The integer portion is added with real calendar arithmetic (and your chosen clamp behavior). The fractional remainder is added as Gregorian-average days (≈30.44 × fraction, rounded). So 1.5 months = full 1-month calendar jump + 15 days. This is the most common interpretation but it’s an approximation – there’s no “official” definition of half-month durations.
Can I convert days to months?
Yes – switch to Reverse mode. Days → months using whichever convention is selected. 365 days = 12.000 Julian months / 11.999 Gregorian months / 12.167 banking months / 11.967 common-short months. The comparison row shows all four.
What about leap years in calendar mode?
Handled natively because JavaScript’s Date object knows the Gregorian leap rule (every 4 years except century years not divisible by 400). Jan 31, 2024 + 1 month with clamp on → Feb 29, 2024 (2024 is a leap year). Same with 2025 → Feb 28, 2025. Date math is exact for 1 ≤ year ≤ 275760 (the JS Date max-year).
Is my data uploaded?
No.
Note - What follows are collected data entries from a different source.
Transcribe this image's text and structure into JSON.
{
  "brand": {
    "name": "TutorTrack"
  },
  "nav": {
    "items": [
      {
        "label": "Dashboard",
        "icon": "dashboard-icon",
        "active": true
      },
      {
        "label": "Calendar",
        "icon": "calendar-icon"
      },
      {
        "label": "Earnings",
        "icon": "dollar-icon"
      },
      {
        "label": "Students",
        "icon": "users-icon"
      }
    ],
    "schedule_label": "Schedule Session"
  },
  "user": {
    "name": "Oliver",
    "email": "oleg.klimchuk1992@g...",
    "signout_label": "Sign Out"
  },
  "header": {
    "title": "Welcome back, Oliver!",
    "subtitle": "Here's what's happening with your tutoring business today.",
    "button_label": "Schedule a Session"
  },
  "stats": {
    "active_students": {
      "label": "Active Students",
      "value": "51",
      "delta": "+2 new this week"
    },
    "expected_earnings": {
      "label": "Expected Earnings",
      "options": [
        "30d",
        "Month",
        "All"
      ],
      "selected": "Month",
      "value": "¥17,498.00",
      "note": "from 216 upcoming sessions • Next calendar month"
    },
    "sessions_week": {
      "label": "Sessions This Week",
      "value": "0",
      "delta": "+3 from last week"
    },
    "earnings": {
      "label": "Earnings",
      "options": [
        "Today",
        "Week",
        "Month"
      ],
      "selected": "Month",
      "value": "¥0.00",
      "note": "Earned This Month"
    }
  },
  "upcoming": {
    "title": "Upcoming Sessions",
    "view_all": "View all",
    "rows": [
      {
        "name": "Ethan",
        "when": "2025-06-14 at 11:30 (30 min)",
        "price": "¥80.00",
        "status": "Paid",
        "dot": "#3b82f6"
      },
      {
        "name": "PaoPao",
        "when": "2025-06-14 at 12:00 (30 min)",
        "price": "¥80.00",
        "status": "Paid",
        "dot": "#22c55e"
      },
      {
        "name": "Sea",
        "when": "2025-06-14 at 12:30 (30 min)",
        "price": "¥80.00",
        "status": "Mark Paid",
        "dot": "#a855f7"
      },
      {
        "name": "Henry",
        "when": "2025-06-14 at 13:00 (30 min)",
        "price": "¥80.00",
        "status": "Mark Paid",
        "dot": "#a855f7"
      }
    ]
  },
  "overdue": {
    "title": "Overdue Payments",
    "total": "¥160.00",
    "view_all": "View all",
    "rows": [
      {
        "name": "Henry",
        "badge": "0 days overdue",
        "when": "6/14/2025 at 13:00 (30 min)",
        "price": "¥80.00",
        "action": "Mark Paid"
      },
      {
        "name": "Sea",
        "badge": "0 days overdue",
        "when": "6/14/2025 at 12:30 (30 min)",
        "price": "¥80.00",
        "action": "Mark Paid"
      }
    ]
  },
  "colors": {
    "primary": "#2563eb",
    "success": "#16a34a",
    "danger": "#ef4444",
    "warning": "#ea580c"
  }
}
All arithmetic runs in your browser using vanilla JavaScript. Open DevTools → Network and confirm zero requests fire after the page loads – even when you Convert or change modes. Safe for personal birth dates, contract dates, or confidential timelines.
Does it work offline?
Yes. Total bundle is under 18 KB. Once loaded, disconnect from the internet and keep converting. Useful for prepping contract math or pregnancy due-date calculations without round-tripping to any cloud service.